Weil die meisten Menschen sich sehr verbunden mit "ihrer" Kultur fühlen, ist das Ansprechen auf problematische Handlungen als Teil einer Tradition eine heikle Sache und wird meist nicht geduldet. So ist es dazu gekommen, dass Menschen die eine Tradition oder kulturelle Handlung verteidigen oft selbst keine wirkliche Rechtfertigung für diese Tradition haben. Die Tatsache, dass die Handlung eine Tradition ist und Teil "ihrer" Kultur, scheint genug Grund dafür zu sein, diese nicht zu hinterfragen. Kultur und Tradition scheint in den Köpfen vieler Menschen moralische Grundsätze außer Kraft zu setzen. Sklaverei, Frauenbeschneidung, Steinigung und die Verheiratung minderjähriger Mädchen sind einige der schrecklichsten Teile unserer Geschichte - auch sie fallen bzw. fielen unter die Begriffe Kultur und Tradition. Wir sehen an diesen Beispielen, dass nichts moralisch weniger verwerflich wird, nur weil man dasjenige schon seit jeher praktiziert.

Wir müssen lernen, Handlungen zu hinterfragen, egal ob von einem geliebten Menschen oder der ganzen Gesellschaft.

Natürlich ist es nicht leicht sich, scheinbar alleine, gegen eine Gruppe von Menschen zu stellen bei denen wir uns zuhause und sicher fühlen.
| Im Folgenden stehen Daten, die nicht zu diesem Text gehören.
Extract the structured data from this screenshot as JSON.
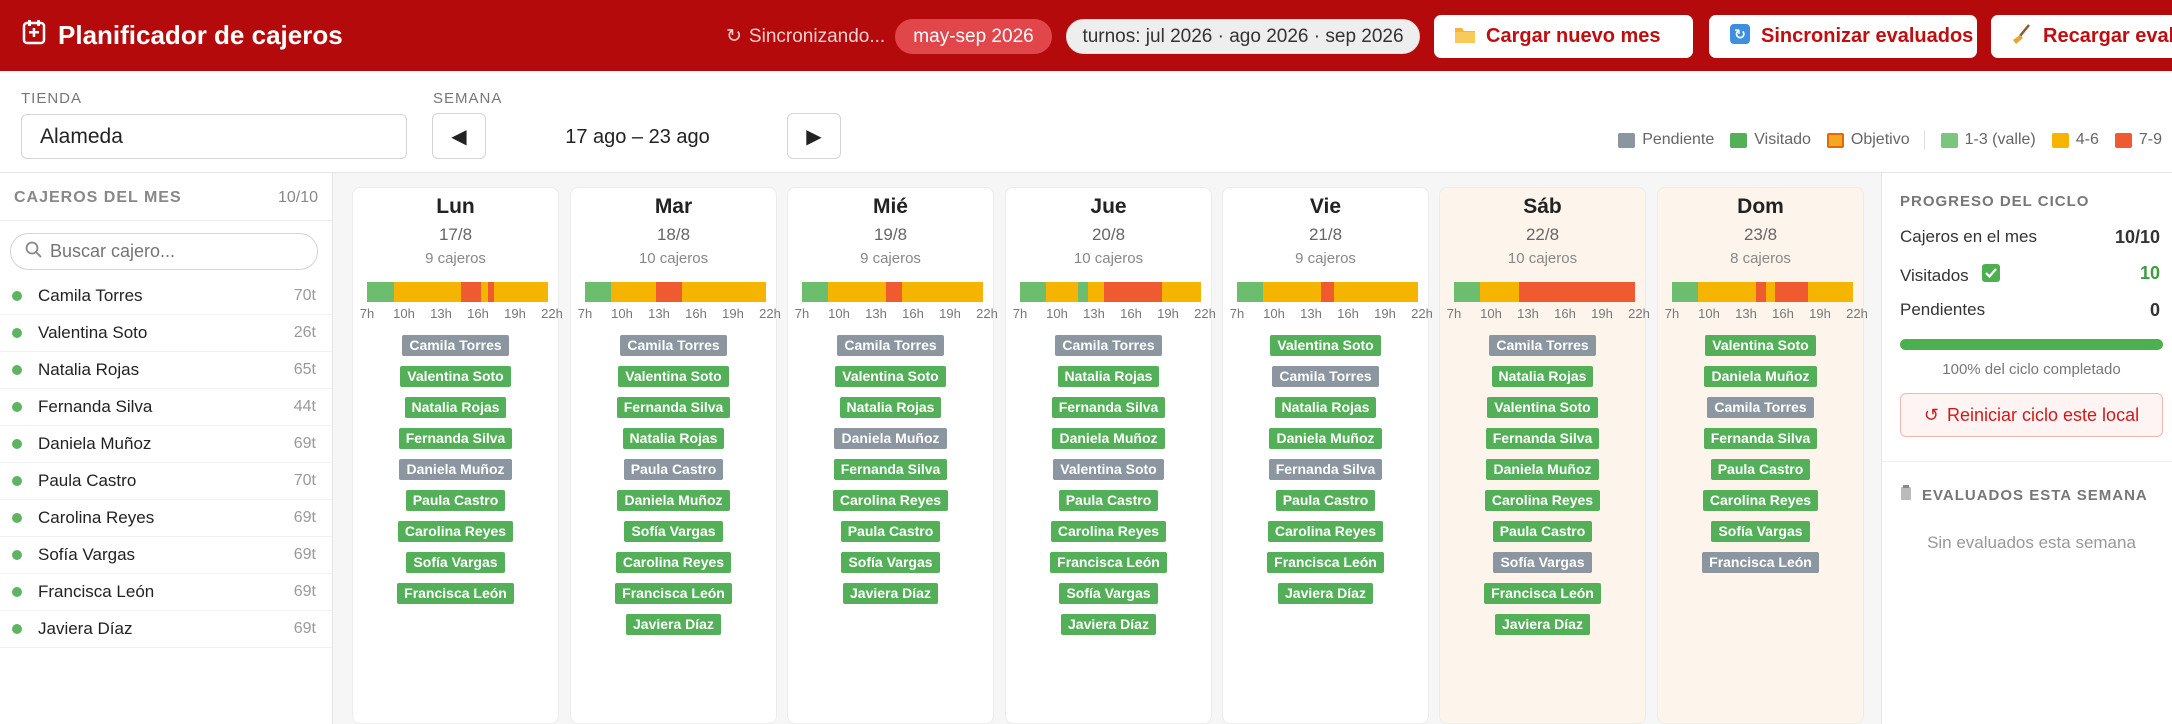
{
  "app": {
    "title": "Planificador de cajeros"
  },
  "header": {
    "sync_status": "Sincronizando...",
    "range_pill": "may-sep 2026",
    "turnos_pill": "turnos: jul 2026 · ago 2026 · sep 2026",
    "btn_cargar": "Cargar nuevo mes",
    "btn_sync": "Sincronizar evaluados",
    "btn_recargar": "Recargar evaluados"
  },
  "toolbar": {
    "tienda_label": "TIENDA",
    "tienda_value": "Alameda",
    "semana_label": "SEMANA",
    "week_range": "17 ago – 23 ago",
    "prev_symbol": "◀",
    "next_symbol": "▶"
  },
  "legend": [
    {
      "label": "Pendiente",
      "color": "#8b96a0"
    },
    {
      "label": "Visitado",
      "color": "#54b058"
    },
    {
      "label": "Objetivo",
      "color": "#f5a623"
    },
    {
      "label": "1-3 (valle)",
      "color": "#7cc57f"
    },
    {
      "label": "4-6",
      "color": "#f4b400"
    },
    {
      "label": "7-9",
      "color": "#f05a30"
    }
  ],
  "sidebar": {
    "title": "CAJEROS DEL MES",
    "count": "10/10",
    "search_placeholder": "Buscar cajero...",
    "cashiers": [
      {
        "name": "Camila Torres",
        "turns": "70t"
      },
      {
        "name": "Valentina Soto",
        "turns": "26t"
      },
      {
        "name": "Natalia Rojas",
        "turns": "65t"
      },
      {
        "name": "Fernanda Silva",
        "turns": "44t"
      },
      {
        "name": "Daniela Muñoz",
        "turns": "69t"
      },
      {
        "name": "Paula Castro",
        "turns": "70t"
      },
      {
        "name": "Carolina Reyes",
        "turns": "69t"
      },
      {
        "name": "Sofía Vargas",
        "turns": "69t"
      },
      {
        "name": "Francisca León",
        "turns": "69t"
      },
      {
        "name": "Javiera Díaz",
        "turns": "69t"
      }
    ]
  },
  "tick_labels": [
    "7h",
    "10h",
    "13h",
    "16h",
    "19h",
    "22h"
  ],
  "intensity_colors": {
    "g": "#6cbd6e",
    "y": "#f4b400",
    "r": "#f05a30"
  },
  "days": [
    {
      "name": "Lun",
      "date": "17/8",
      "count": "9 cajeros",
      "weekend": false,
      "bar": [
        [
          "g",
          2
        ],
        [
          "y",
          5
        ],
        [
          "r",
          1.5
        ],
        [
          "y",
          0.5
        ],
        [
          "r",
          0.5
        ],
        [
          "y",
          4
        ]
      ],
      "chips": [
        [
          "Camila Torres",
          "p"
        ],
        [
          "Valentina Soto",
          "v"
        ],
        [
          "Natalia Rojas",
          "v"
        ],
        [
          "Fernanda Silva",
          "v"
        ],
        [
          "Daniela Muñoz",
          "p"
        ],
        [
          "Paula Castro",
          "v"
        ],
        [
          "Carolina Reyes",
          "v"
        ],
        [
          "Sofía Vargas",
          "v"
        ],
        [
          "Francisca León",
          "v"
        ]
      ]
    },
    {
      "name": "Mar",
      "date": "18/8",
      "count": "10 cajeros",
      "weekend": false,
      "bar": [
        [
          "g",
          2
        ],
        [
          "y",
          3.5
        ],
        [
          "r",
          2
        ],
        [
          "y",
          6.5
        ]
      ],
      "chips": [
        [
          "Camila Torres",
          "p"
        ],
        [
          "Valentina Soto",
          "v"
        ],
        [
          "Fernanda Silva",
          "v"
        ],
        [
          "Natalia Rojas",
          "v"
        ],
        [
          "Paula Castro",
          "p"
        ],
        [
          "Daniela Muñoz",
          "v"
        ],
        [
          "Sofía Vargas",
          "v"
        ],
        [
          "Carolina Reyes",
          "v"
        ],
        [
          "Francisca León",
          "v"
        ],
        [
          "Javiera Díaz",
          "v"
        ]
      ]
    },
    {
      "name": "Mié",
      "date": "19/8",
      "count": "9 cajeros",
      "weekend": false,
      "bar": [
        [
          "g",
          2
        ],
        [
          "y",
          4.5
        ],
        [
          "r",
          1.2
        ],
        [
          "y",
          6.3
        ]
      ],
      "chips": [
        [
          "Camila Torres",
          "p"
        ],
        [
          "Valentina Soto",
          "v"
        ],
        [
          "Natalia Rojas",
          "v"
        ],
        [
          "Daniela Muñoz",
          "p"
        ],
        [
          "Fernanda Silva",
          "v"
        ],
        [
          "Carolina Reyes",
          "v"
        ],
        [
          "Paula Castro",
          "v"
        ],
        [
          "Sofía Vargas",
          "v"
        ],
        [
          "Javiera Díaz",
          "v"
        ]
      ]
    },
    {
      "name": "Jue",
      "date": "20/8",
      "count": "10 cajeros",
      "weekend": false,
      "bar": [
        [
          "g",
          2
        ],
        [
          "y",
          2.5
        ],
        [
          "g",
          0.8
        ],
        [
          "y",
          1.2
        ],
        [
          "r",
          4.5
        ],
        [
          "y",
          3
        ]
      ],
      "chips": [
        [
          "Camila Torres",
          "p"
        ],
        [
          "Natalia Rojas",
          "v"
        ],
        [
          "Fernanda Silva",
          "v"
        ],
        [
          "Daniela Muñoz",
          "v"
        ],
        [
          "Valentina Soto",
          "p"
        ],
        [
          "Paula Castro",
          "v"
        ],
        [
          "Carolina Reyes",
          "v"
        ],
        [
          "Francisca León",
          "v"
        ],
        [
          "Sofía Vargas",
          "v"
        ],
        [
          "Javiera Díaz",
          "v"
        ]
      ]
    },
    {
      "name": "Vie",
      "date": "21/8",
      "count": "9 cajeros",
      "weekend": false,
      "bar": [
        [
          "g",
          2
        ],
        [
          "y",
          4.5
        ],
        [
          "r",
          1
        ],
        [
          "y",
          6.5
        ]
      ],
      "chips": [
        [
          "Valentina Soto",
          "v"
        ],
        [
          "Camila Torres",
          "p"
        ],
        [
          "Natalia Rojas",
          "v"
        ],
        [
          "Daniela Muñoz",
          "v"
        ],
        [
          "Fernanda Silva",
          "p"
        ],
        [
          "Paula Castro",
          "v"
        ],
        [
          "Carolina Reyes",
          "v"
        ],
        [
          "Francisca León",
          "v"
        ],
        [
          "Javiera Díaz",
          "v"
        ]
      ]
    },
    {
      "name": "Sáb",
      "date": "22/8",
      "count": "10 cajeros",
      "weekend": true,
      "bar": [
        [
          "g",
          2
        ],
        [
          "y",
          3
        ],
        [
          "r",
          9
        ]
      ],
      "chips": [
        [
          "Camila Torres",
          "p"
        ],
        [
          "Natalia Rojas",
          "v"
        ],
        [
          "Valentina Soto",
          "v"
        ],
        [
          "Fernanda Silva",
          "v"
        ],
        [
          "Daniela Muñoz",
          "v"
        ],
        [
          "Carolina Reyes",
          "v"
        ],
        [
          "Paula Castro",
          "v"
        ],
        [
          "Sofía Vargas",
          "p"
        ],
        [
          "Francisca León",
          "v"
        ],
        [
          "Javiera Díaz",
          "v"
        ]
      ]
    },
    {
      "name": "Dom",
      "date": "23/8",
      "count": "8 cajeros",
      "weekend": true,
      "bar": [
        [
          "g",
          2
        ],
        [
          "y",
          4.5
        ],
        [
          "r",
          0.8
        ],
        [
          "y",
          0.7
        ],
        [
          "r",
          2.5
        ],
        [
          "y",
          3.5
        ]
      ],
      "chips": [
        [
          "Valentina Soto",
          "v"
        ],
        [
          "Daniela Muñoz",
          "v"
        ],
        [
          "Camila Torres",
          "p"
        ],
        [
          "Fernanda Silva",
          "v"
        ],
        [
          "Paula Castro",
          "v"
        ],
        [
          "Carolina Reyes",
          "v"
        ],
        [
          "Sofía Vargas",
          "v"
        ],
        [
          "Francisca León",
          "p"
        ]
      ]
    }
  ],
  "progress": {
    "title": "PROGRESO DEL CICLO",
    "cajeros_label": "Cajeros en el mes",
    "cajeros_value": "10/10",
    "visitados_label": "Visitados",
    "visitados_value": "10",
    "pendientes_label": "Pendientes",
    "pendientes_value": "0",
    "fraction": 1.0,
    "completed_text": "100% del ciclo completado",
    "reset_label": "Reiniciar ciclo este local"
  },
  "evaluados": {
    "title": "EVALUADOS ESTA SEMANA",
    "empty": "Sin evaluados esta semana"
  }
}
Doch wir müssen uns fragen ob wir uns unserer Kultur und ihrer Traditionen so nahe fühlen, weil wir sie wirklich schätzen oder weil wir auf die Geborgenheit der Gruppe nicht verzichten wollen. Wir müssen hinterfragen und sicher stellen dass wir nicht gedankenlos mit dem Strom schwimmen sondern im Einklang mit unseren moralischen Werten handeln. Unsere Taten machen aus wer wir sind. Unser Handeln sollte überlegt und im Einklang mit unseren moralischen Werten sein. Es ist keine Schande unmoralisches Handeln nicht sofort zu erkennen wenn wir vom Schleier der Kultur getäuscht werden doch etwas nicht wissen zu wollen und sich gegen die Wahrheit zu verschließen macht uns ignorant.

Bild: Forest Simon/unsplash. Dieses Bild wurde verändert.

Sehen wir uns an diesem Punkt einige fragliche Traditionen an, von denen sich viele Veganer wünschten, dass sie bereits der Vergangenheit angehören würden.

Wenn das jährliche Osterlamm vor der ganzen Familie angerichtet wird will keiner daran erinnert werden dass dieser Osterbraten ein nicht einmal 6 Monate altes Babyschaf ist, dessen Leben viel zu früh beendet wurde. Stopfleber ist wohl eine der schrecklichsten Endresultate von Tierquälerei die es immer noch gibt. Die Leber von Enten und Gänsen schwillt durch das Zwangsfüttern "Stopfen" auf das 10-fache ihrer Normalgröße an. Häutungen von noch lebenden Tieren, für die Produktion von Fell. Obwohl oft vertuscht, gibt es Aufzeichnungen von Tierschützern, die das Gegenteil beweisen. Hundekämpfe, bei denen die Tiere sich nach dem Kampf oft nicht mehr selbstständig aufrichten können sind immer noch für viele Menschen eine Unterhaltungsveranstaltung. Stierkämpfe sind immer noch in vielen Ländern erlaubt. In der Arena werden ihm so viele Widerhaken in den den Körper gerammt, bis er so geschwächt ist, dass der Matador ihn töten kann. Leider sind diese "Traditionen" nicht die einzigen, die nach wie vor das Leid und den Tod von tausenden Tieren verursachen. Oder zum Schluss das jährliche Abschlachten der Wale auf den Färöer Inseln. Dort werden trotz des Wahlfangverbots in den Sommermonaten bis zu tausend Delfine und Wale zusammengetrieben und dann mit Stichen in ihre Luftlöcher getötet. Das Wasser färbt sich rot während die Wale an den Stränden verbluten.

Bild: Todd Cravens/unsplash. Dieses Bild wurde verändert.

Wir haben den menschenrechtlichen Aspekt einiger Kulturen schon angeschnitten. Dabei haben wir gesehen, dass Kultur eine Tat nicht moralisch richtig machen kann. Wenn wir Taten mit Kultur rechtfertigen und dadurch nicht als unmoralisch ansehen, müssen wir in diesem Denken konsequent bleiben. Doch bei tierrechtlichen Bestreben in Traditionen einzugreifen schalten die meisten Menschen auf stumm. Sie wollen auf traditionelle Gerichte nicht verzichten und sehen auch kein Problem damit. Hier muss man sich jedoch fragen: Wenn ich in einem Land bin, in dem Hunde essen ein Teil der dortigen Kultur sind, würde ich mich an den Tisch setzen und genüsslich einen Golden Retriever Burger verzehren? Die meisten würden das nicht. Demnach ist nicht die Kultur der ausschlaggebende Grund wieso etwas nicht als schlimm empfunden wird. Sondern die Nähe des Leids. Nur weil wir nicht tagtäglich das Leid in Schlachthäusern miterleben, heißt das nicht, dass es keines gibt.